Di samping itu, dorongan Airlangga menjadi cawapres di internal menguat. Tapi tak seiring dengan dukungan parpol koalisi Jokowi. Belakangan, nama yang mencuat malah Mahfud MD dan Sri Mulyadi sebagai kandidat cawapres petahana.
Ditambah, pernyataan Ketum PKB Muhaimin Iskandar yang menyebut antara dirinya dan Airlangga akan kembali menggelar pertemuan jika keduanya tak dipilih sebagai Cawapres oleh Jokowi. Hal ini menambah kuat spekulasi internal koalisi Jokowi tengah goyang.
Seberapa besar peluang Golkar hengkang?
Direktur Eksekutif Voxpol Center, Pangi Syarwi Chaniago melihat kemungkinan Golkar cabut dari koalisi Jokowi. Sebab, menurutnya, Golkar adalah partai yang sulit dipegang.

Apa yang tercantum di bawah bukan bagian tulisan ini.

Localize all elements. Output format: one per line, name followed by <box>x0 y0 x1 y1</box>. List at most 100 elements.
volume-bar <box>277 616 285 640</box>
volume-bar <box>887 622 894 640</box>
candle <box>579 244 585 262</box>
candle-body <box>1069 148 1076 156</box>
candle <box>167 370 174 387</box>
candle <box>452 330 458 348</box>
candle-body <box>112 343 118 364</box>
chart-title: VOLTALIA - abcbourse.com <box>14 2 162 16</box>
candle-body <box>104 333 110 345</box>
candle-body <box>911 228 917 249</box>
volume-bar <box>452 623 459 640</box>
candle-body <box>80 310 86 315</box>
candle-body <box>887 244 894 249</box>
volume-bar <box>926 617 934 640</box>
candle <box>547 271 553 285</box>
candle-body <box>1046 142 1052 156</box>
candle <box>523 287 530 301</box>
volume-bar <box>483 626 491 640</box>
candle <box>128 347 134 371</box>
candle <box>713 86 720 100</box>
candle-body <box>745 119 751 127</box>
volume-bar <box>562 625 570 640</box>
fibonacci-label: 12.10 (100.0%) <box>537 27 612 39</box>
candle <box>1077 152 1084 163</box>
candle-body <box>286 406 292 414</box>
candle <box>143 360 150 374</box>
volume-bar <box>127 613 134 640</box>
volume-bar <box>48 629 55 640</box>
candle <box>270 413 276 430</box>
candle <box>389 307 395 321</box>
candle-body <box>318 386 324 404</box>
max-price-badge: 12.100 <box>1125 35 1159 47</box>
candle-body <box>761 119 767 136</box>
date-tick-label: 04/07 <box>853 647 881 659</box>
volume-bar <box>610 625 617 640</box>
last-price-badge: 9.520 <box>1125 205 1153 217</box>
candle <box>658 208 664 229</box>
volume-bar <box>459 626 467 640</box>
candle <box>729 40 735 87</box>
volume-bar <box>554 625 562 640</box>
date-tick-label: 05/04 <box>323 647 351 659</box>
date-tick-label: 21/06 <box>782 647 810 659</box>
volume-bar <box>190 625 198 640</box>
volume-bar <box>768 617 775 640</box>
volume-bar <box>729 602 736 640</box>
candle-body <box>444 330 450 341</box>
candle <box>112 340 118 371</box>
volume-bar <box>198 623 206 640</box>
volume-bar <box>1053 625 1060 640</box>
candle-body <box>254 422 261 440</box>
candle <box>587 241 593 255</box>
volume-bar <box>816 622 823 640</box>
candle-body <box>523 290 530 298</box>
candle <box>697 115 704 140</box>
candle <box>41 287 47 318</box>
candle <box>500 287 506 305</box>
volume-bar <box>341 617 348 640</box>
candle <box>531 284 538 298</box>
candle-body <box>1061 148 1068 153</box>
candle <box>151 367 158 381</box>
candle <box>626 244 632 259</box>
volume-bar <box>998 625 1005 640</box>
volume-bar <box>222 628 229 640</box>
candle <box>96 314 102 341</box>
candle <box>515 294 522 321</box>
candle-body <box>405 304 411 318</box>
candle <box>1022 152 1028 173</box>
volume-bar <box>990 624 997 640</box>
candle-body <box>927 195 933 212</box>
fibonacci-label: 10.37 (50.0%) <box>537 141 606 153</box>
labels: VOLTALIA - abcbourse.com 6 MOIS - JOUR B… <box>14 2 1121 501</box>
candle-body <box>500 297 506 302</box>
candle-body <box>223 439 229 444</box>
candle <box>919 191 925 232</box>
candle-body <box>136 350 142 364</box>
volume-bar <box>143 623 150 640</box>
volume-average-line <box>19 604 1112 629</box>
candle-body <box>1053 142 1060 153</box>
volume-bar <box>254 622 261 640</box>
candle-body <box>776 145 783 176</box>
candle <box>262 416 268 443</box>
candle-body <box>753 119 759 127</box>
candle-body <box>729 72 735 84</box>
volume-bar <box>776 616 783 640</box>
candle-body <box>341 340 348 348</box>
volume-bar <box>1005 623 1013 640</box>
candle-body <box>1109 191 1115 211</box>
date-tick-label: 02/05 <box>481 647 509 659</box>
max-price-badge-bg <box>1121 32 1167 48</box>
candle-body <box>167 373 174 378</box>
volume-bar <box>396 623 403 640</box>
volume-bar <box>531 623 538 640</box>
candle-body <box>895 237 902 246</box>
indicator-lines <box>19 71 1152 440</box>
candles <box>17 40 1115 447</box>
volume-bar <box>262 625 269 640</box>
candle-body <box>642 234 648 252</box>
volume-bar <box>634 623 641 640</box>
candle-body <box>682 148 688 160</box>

Safari politik Airlangga dipandang sebagai upaya mencari 'perahu baru' jika tak dipilih menjadi cawapres. Pangi melihat peluang Golkar merapat ke kubu Prabowo Subianto atau membuat poros alternatif belum tertutup.

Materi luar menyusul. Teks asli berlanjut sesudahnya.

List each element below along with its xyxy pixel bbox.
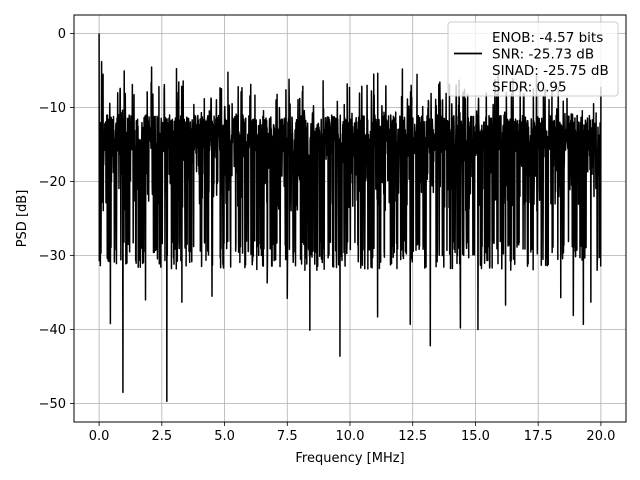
y-tick-label: −50 (39, 397, 66, 412)
y-tick-label: −10 (39, 101, 66, 116)
legend-entry: ENOB: -4.57 bits (492, 30, 603, 46)
y-tick-label: 0 (58, 27, 66, 42)
x-tick-label: 0.0 (89, 429, 110, 444)
x-axis-ticks: 0.0 2.5 5.0 7.5 10.0 12.5 15.0 17.5 20.0 (89, 422, 615, 444)
y-tick-label: −30 (39, 249, 66, 264)
x-tick-label: 10.0 (336, 429, 365, 444)
y-axis-ticks: 0 −10 −20 −30 −40 −50 (39, 27, 74, 412)
legend-box (447, 21, 619, 97)
x-tick-label: 2.5 (151, 429, 172, 444)
y-tick-label: −20 (39, 175, 66, 190)
x-tick-label: 7.5 (277, 429, 298, 444)
psd-series-line (98, 33, 602, 403)
x-tick-label: 20.0 (586, 429, 615, 444)
legend-entry: SINAD: -25.75 dB (492, 63, 609, 79)
plot-area (98, 33, 602, 403)
x-axis-label: Frequency [MHz] (295, 451, 404, 466)
x-tick-label: 5.0 (214, 429, 235, 444)
x-tick-label: 15.0 (461, 429, 490, 444)
y-axis-label: PSD [dB] (15, 190, 30, 248)
y-tick-label: −40 (39, 323, 66, 338)
legend-entry: SFDR: 0.95 (492, 80, 567, 96)
x-tick-label: 12.5 (398, 429, 427, 444)
legend-entry: SNR: -25.73 dB (492, 47, 594, 63)
x-tick-label: 17.5 (524, 429, 553, 444)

"Kalau Golkar banting stir mungkin saja, yang dipegang Pak Jokowi kan hanya Pak Luhut dan Airlangga. Kedua adalah strategi ini bola pantulan bisa kemana-mana bisa ke Prabowo bisa ke poros Demokrat," kata Pangi saat dihubungi merdeka.com, Kamis (12/7).
Potensi Golkar gabung koalisi Prabowo atau poros alternatif bisa terjadi apabila melihat celah untuk dapat mengusung kader menjadi cawapres.

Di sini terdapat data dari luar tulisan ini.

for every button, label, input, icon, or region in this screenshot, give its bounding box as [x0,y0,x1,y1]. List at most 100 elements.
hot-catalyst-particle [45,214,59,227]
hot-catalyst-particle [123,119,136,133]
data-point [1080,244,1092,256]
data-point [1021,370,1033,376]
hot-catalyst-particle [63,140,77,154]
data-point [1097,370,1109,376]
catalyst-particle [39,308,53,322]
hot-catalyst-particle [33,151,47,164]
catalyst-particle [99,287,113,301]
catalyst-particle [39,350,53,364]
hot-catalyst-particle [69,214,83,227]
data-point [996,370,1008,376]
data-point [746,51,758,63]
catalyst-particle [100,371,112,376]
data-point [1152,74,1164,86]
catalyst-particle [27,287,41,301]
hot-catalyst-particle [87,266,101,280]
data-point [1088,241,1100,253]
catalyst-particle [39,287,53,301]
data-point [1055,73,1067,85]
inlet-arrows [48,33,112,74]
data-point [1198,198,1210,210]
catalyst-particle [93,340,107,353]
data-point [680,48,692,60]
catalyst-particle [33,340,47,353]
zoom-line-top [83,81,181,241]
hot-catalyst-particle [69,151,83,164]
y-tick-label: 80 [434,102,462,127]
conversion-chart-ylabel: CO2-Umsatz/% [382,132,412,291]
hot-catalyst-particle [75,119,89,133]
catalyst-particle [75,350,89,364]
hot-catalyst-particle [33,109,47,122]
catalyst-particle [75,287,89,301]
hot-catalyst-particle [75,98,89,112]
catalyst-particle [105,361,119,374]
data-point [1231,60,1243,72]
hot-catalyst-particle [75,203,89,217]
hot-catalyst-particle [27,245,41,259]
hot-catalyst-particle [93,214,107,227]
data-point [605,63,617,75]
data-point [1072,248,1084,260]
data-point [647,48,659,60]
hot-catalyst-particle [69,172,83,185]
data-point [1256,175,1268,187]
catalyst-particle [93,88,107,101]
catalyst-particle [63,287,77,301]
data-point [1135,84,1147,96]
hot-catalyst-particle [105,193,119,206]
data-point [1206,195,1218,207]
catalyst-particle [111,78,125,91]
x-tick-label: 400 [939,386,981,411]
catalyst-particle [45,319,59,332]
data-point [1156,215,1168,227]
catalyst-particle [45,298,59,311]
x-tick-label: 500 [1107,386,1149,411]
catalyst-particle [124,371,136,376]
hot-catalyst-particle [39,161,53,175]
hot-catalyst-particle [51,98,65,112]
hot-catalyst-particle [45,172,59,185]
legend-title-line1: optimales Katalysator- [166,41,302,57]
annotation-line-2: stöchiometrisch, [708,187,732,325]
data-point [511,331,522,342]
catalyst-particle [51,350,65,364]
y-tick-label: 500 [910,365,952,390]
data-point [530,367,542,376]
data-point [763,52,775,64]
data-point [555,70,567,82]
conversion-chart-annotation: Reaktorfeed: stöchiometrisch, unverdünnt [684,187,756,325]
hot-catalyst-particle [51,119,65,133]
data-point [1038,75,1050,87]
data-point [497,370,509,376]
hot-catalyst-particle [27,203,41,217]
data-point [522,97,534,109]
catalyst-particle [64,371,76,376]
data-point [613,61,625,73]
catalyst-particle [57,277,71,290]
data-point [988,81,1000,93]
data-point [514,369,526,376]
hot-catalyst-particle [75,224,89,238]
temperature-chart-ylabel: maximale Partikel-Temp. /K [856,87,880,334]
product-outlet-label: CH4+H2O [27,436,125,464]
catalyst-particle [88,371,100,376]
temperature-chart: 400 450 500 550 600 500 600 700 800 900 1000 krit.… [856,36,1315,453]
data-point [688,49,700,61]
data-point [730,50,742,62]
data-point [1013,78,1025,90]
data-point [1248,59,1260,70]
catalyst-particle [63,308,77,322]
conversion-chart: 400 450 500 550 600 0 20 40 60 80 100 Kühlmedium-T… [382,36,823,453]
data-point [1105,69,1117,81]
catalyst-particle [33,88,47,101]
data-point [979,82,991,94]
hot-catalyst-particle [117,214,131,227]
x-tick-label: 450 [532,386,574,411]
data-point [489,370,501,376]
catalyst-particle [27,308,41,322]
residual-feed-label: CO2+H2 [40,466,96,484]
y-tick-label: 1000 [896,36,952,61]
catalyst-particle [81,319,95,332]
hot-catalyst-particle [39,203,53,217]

"Kalau itu kemungkinan lompat pagar kalau di sana disambut dengan baik. Kalau enggak ada harapan di akan bertahan di poros Jokowi," terangnya.
Pangi menganalisis, alasan Golkar memaksakan Airlangga menjadi cawapres karena ingin mendapatkan efek ekor jas. Menurutnya, bila tidak ada kader yang diusung menjadi cawapres maka suara Golkar akan merosot.
"Itu dikhawatirkan kalau tidak usung cawapres suara bisa goyang. Logika partai paksakan cawapres tidak ingin perahu tenggelam kalau figur maju elektabilitas partai terangkat," paparnya.
Untuk itu, Pangi menyarankan Jokowi untuk mencari cara memagari Golkar agar tidak cabut dari koalisi. Salah satu opsi yang bisa dipakai adalah mengiming-imingi Golkar dengan jatah menteri yang lebih banyak dan strategis. Sebab, Golkar adalah partai yang tidak bisa jauh dari kekuasaan.
"Kalau Pak Jokowi ingin cari sosok non parpol beliau harus memberikan iming-iming lain. Anggap Airlangga tak jadi cawapres ada posisi lain yang ditawarkan," tandas Pangi.
Airlangga kini gencar melakukan pertemuan dengan beberapa tokoh. Pertemuan tersebut menuai anggapan sebagai langkah antisipasi Golkar jika tak dipilih sebagai cawapres Jokowi.
Namun anggapan itu langsung dibantah Airlangga. Dia menyebut pertemuan dengan beberapa tokoh termasuk SBY sebagai salah satu cara untuk mengajak partai yang belum menentukan arah dukungannya di Pilpres 2019 bisa turut mendukung Presiden Jokowi untuk menjabat selama dua periode.
"Antara koalisi pendukung presiden dan tentu bagi koalisi partai penduking presiden lebih banyak lebih baik di dalam politik lebih banyak lebih baik," kata Airlangga.
Airlangga menegaskan komitmennya untuk tetap mendukung capres petahana Joko Widodo atau Jokowi kalaupun nanti ia tak dipilih menjadi cawapres Jokowi. Ia mengatakan saat di awal menyatakan dukungan kepada Jokowi, partainya tak mensyaratkan soal posisi cawapres harus dari Golkar.
Sekretaris Badan Pendidikan dan Pelatihan DPP Partai Demokrasi Indonesia Perjuangan (PDI Perjuangan) Eva Kusuma Sundari menilai Partai Golkar tidak akan ambil risiko keluar dari koalisi Presiden Joko Widodo (Jokowi) di Pilpres 2019. Sebab, kata dia, Golkar punya berkepentingan subjektif untuk menjaga citra positif yang selama ini berusaha dibangun paska mantan ketua umumnya, Setya Novanto dijebloskan ke penjara karena kasus korupsi e-KTP.
"Aku melihatnya enggak akan mau ambil risiko yang berat ya. Karena mereka punya kepentingan subjektif Pileg. Pileg itu kan asosiasinya dengan pencitraan positif," kata Eva.